Rani beralih menatap mamanya. "Nggak tau."

"Kok nggak tau, sih?"

"Jangan dibahas, ma. Yuk ke kelas aja, keburu telat nanti," jawab Rani lalu berjalan mendahului mamanya.

Ratih menggelengkan kepalanya dengan tersenyum. "Dasar anak muda."

***

Di dalam kelas, Bian sedang duduk menunggu orang tuanya datang. Khusus untuk kelas sebelas, orang tua mereka akan dikumpulkan dan diajak untuk berdiskusi karena hendak naik ke kelas dua belas. Bian duduk melamun dengan menatap taman.

"Kusut banget tuh muka," ucap Dafa.

"Iya nih. Lagi bertengkar hebat sama ibu negara," sahut Farel.

Bian tidak menghiraukan kedua temannya. "Gandi mana?" tanyanya untuk mengalihkan pembicaraan.

"Lagi di parkiran," jawab Dafa.

Bian tidak menjawab dan lebih memilih menyibukkan diri dengan ponselnya.

"Lo masih marahan sama Rani? Udah lebih dari seminggu lho, bahkan hampir dua minggu. Kata orang, marahan lebih dari tiga hari tuh nggak baik," ucap Farel.

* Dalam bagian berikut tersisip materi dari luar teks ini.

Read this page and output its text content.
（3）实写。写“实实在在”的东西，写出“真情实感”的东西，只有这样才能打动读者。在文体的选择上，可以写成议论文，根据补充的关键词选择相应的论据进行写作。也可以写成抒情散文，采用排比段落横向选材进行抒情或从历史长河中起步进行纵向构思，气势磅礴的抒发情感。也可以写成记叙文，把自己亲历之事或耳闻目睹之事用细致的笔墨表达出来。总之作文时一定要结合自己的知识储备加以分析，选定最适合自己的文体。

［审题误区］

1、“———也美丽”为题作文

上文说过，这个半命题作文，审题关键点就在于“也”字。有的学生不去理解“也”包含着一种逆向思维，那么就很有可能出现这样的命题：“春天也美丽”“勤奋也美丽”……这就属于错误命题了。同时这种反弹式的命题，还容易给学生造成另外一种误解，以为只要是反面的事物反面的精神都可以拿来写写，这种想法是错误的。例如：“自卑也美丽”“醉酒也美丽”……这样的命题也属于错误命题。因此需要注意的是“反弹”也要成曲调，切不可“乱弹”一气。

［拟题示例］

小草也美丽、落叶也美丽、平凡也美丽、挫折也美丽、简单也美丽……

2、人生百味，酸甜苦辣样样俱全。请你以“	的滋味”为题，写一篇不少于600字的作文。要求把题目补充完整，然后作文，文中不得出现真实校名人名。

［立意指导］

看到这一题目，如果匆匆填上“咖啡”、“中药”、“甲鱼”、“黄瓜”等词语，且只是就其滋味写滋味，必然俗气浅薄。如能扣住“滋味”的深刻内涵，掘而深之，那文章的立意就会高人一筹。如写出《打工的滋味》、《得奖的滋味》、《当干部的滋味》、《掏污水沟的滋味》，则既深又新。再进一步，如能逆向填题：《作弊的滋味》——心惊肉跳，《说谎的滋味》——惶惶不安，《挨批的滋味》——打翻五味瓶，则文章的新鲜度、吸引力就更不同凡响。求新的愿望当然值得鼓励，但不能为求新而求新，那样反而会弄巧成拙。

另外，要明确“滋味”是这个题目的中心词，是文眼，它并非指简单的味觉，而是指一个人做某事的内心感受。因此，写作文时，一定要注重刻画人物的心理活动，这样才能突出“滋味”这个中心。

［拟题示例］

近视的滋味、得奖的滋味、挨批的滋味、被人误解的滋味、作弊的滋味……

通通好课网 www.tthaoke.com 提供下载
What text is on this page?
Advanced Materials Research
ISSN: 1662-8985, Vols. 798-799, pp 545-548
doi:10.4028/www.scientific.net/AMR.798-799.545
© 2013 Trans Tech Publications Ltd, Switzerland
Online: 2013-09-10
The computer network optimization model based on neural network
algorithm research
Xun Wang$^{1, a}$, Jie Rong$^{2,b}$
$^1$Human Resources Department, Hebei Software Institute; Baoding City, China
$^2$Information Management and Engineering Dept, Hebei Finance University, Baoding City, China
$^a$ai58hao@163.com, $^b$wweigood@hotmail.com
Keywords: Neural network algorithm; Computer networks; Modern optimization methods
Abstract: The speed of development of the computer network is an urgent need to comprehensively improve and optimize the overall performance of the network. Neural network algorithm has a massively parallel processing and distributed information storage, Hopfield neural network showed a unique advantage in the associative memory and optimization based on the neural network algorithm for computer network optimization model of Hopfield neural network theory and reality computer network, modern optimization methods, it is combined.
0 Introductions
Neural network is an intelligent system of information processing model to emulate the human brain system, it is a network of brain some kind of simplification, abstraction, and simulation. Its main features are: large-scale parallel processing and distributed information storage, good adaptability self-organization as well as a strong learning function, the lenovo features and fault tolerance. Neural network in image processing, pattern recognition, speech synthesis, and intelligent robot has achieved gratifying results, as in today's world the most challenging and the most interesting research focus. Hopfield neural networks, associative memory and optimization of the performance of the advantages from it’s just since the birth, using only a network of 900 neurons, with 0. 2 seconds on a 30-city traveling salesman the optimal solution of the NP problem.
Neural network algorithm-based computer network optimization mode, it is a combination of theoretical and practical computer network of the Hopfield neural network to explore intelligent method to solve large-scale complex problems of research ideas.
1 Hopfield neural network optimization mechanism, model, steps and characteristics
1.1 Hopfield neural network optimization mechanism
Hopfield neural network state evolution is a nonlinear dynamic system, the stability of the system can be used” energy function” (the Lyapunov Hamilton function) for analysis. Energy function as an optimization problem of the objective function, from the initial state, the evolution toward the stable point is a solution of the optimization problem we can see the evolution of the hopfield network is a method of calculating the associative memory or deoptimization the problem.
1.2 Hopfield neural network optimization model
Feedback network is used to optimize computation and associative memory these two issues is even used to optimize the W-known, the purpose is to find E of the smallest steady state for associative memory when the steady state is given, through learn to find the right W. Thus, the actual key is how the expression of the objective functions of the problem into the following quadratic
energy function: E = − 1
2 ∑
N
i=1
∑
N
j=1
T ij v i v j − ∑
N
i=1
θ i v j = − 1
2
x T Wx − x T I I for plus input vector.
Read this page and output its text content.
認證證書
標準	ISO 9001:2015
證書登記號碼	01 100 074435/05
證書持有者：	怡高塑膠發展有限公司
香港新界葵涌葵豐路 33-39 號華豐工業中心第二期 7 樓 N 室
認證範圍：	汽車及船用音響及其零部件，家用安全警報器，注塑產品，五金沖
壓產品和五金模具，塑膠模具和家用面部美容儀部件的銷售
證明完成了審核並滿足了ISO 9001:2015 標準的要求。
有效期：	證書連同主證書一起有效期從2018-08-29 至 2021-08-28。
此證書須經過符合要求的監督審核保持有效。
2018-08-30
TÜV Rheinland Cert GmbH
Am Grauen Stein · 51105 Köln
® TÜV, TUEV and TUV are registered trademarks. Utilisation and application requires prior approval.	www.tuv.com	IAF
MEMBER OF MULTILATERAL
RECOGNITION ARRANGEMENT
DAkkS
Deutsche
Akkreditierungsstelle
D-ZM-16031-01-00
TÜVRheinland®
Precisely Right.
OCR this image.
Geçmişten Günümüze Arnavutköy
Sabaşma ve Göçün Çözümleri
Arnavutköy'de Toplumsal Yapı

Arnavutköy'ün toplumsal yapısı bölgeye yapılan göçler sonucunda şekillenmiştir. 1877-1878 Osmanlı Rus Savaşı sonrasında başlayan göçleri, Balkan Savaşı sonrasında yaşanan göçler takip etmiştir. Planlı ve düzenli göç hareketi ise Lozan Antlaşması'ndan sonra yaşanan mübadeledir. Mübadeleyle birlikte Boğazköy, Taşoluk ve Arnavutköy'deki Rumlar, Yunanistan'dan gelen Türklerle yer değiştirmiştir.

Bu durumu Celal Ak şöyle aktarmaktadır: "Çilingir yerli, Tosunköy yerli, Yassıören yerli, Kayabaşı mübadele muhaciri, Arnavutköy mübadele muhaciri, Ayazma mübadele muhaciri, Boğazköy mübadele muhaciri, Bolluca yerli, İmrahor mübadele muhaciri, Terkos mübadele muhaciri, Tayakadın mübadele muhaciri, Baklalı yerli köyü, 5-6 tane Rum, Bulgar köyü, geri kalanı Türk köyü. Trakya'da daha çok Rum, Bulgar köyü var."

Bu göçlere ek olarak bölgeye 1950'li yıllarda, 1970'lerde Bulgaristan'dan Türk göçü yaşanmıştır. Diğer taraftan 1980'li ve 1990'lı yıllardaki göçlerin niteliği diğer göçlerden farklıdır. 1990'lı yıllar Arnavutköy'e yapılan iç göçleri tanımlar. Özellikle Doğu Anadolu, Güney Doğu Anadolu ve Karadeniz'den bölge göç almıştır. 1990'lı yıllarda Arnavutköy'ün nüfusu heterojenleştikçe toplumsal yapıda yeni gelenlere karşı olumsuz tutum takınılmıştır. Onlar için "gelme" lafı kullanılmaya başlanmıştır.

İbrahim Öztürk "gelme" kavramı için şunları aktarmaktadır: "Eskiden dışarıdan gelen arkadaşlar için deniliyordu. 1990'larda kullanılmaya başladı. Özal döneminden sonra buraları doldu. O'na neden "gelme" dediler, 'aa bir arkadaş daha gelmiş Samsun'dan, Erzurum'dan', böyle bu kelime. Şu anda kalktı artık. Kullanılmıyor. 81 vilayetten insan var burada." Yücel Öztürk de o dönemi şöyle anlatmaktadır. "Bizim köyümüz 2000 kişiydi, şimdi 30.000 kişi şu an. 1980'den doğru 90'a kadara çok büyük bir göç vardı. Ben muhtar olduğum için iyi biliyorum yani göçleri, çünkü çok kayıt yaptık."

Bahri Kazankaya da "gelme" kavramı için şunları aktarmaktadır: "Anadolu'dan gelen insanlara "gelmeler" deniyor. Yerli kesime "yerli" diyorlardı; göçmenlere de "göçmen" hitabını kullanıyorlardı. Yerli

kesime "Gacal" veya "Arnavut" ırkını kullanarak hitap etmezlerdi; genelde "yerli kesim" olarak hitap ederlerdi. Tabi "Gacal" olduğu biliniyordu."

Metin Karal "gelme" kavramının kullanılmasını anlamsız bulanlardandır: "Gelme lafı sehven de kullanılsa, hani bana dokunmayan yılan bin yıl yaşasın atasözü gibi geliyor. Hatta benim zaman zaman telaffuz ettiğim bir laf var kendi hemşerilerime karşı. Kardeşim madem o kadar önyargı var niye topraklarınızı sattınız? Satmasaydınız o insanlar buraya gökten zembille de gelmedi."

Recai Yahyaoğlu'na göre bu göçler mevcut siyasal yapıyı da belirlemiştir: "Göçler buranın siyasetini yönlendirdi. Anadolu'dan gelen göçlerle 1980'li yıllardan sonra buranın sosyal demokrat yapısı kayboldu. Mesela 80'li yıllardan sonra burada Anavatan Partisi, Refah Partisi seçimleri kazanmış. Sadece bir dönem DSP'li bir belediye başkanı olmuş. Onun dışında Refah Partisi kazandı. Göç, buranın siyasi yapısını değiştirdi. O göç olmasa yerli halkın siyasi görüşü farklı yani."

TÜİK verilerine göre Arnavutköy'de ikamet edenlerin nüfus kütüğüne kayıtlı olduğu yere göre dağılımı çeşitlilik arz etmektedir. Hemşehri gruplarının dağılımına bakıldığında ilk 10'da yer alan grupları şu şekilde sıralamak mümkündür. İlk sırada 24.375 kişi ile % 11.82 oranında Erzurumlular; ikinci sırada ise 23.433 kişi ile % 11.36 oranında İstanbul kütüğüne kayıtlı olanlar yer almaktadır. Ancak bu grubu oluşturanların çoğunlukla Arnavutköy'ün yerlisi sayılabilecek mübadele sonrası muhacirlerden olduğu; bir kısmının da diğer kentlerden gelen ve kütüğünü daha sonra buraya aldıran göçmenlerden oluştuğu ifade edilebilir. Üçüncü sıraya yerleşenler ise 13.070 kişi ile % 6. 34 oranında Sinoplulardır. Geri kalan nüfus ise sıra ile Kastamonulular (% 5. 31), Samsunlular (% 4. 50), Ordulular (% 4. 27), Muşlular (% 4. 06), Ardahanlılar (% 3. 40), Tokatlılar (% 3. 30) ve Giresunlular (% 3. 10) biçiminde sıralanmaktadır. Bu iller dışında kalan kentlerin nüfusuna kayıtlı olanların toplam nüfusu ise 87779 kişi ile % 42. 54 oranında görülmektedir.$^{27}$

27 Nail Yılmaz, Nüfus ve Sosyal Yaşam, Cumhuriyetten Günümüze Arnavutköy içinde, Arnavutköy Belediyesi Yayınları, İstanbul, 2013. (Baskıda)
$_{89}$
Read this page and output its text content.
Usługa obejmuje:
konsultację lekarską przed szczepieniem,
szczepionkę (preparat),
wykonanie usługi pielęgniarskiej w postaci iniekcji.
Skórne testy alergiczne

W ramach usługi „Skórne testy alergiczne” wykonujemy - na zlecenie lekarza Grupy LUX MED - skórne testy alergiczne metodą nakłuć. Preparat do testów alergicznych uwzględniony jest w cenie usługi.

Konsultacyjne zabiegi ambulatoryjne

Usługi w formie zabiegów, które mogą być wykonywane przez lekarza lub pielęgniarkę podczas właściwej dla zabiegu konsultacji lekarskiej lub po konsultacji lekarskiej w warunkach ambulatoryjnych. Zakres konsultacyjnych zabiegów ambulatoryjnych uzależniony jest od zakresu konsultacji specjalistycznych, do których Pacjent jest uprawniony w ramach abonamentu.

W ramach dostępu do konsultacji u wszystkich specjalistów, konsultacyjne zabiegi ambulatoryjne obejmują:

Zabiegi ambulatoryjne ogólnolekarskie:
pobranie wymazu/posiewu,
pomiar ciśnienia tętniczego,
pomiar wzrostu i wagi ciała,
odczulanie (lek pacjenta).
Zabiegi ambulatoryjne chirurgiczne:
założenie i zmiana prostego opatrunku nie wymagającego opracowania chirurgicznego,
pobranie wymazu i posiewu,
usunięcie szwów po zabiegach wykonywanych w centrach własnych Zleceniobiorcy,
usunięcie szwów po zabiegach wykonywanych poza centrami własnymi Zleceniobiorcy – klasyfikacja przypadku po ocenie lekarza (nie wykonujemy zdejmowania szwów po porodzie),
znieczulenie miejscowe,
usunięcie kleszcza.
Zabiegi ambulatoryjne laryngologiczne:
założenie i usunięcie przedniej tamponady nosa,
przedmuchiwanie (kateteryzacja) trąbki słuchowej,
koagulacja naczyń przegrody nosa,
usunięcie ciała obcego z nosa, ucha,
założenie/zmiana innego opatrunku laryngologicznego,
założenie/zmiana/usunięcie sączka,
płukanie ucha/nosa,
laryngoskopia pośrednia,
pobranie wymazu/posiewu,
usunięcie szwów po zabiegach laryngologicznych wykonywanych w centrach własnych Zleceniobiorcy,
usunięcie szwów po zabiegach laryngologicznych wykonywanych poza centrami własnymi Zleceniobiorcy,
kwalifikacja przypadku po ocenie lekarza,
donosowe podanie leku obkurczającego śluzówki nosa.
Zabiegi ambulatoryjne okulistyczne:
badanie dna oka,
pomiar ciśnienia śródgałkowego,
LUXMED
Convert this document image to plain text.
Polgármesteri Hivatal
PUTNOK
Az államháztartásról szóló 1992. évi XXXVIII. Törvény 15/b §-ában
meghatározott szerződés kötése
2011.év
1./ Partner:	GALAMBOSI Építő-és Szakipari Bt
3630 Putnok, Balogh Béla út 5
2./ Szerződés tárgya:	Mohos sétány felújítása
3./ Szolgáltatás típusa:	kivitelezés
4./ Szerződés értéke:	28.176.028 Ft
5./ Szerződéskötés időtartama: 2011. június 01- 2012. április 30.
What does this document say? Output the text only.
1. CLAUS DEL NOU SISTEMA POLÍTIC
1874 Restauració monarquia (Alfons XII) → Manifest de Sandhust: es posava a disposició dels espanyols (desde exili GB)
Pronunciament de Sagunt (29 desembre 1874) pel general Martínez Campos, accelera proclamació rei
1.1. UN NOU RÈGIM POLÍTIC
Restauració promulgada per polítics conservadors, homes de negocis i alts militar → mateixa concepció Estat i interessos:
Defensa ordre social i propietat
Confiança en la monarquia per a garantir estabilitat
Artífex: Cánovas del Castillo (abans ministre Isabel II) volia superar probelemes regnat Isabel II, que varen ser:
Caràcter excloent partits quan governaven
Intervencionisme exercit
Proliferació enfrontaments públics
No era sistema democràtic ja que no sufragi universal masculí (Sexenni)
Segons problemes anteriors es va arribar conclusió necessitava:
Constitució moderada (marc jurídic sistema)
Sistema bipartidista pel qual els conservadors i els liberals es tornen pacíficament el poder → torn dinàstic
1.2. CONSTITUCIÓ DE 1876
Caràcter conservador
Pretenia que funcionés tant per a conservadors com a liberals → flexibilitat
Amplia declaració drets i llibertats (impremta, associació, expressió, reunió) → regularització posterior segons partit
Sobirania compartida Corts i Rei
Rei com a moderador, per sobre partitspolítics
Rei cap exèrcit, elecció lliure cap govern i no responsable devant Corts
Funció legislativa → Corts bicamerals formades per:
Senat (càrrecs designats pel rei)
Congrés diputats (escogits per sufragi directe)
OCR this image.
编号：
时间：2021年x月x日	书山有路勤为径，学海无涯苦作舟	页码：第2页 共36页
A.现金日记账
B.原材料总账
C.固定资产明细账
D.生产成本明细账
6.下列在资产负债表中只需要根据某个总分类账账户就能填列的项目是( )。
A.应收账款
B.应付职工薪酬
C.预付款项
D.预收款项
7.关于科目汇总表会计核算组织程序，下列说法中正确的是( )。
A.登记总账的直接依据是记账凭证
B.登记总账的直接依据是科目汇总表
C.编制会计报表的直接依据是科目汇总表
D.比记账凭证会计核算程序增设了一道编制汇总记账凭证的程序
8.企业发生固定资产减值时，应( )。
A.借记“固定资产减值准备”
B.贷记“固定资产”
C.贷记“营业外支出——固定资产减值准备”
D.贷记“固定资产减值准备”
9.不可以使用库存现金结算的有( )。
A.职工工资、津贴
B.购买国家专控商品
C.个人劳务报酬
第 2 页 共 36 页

Bian mendengus pelan. "Terus mau gimana? Dia aja nggak mau dengar penjelasan gue. Apa semua ini layak untuk dipertahanin? Gue capek ngertiin dia terus, sedangkan dia nggak pernah ngertiin gue. Lagipula kemarin Syifa yang pegang tangan gue duluan."

Farel menepuk pundak Bian lalu duduk mendekat ke arahnya. "Kita sebagai cowok, mungkin harus lebih ekstra untuk memahami perempuan. Menurut gue waktu dua minggu itu lama banget. Pada kenyataannya, lo tersiksa dan Rani tersiksa. Gue saranin, kalian coba ngomong baik-baik dan diskusi. Jangan saling diam kayak gini."

Gandi tersenyum mendengar ucapan Farel tadi. Pasalnya, ia sangat jarang melihat Farel ngomong seperti ini.

"Gila! Dokter cinta banget lo," ucap Gandi.

"Iya dong! Pakar cinta gue," jawab Farel dengan percaya diri.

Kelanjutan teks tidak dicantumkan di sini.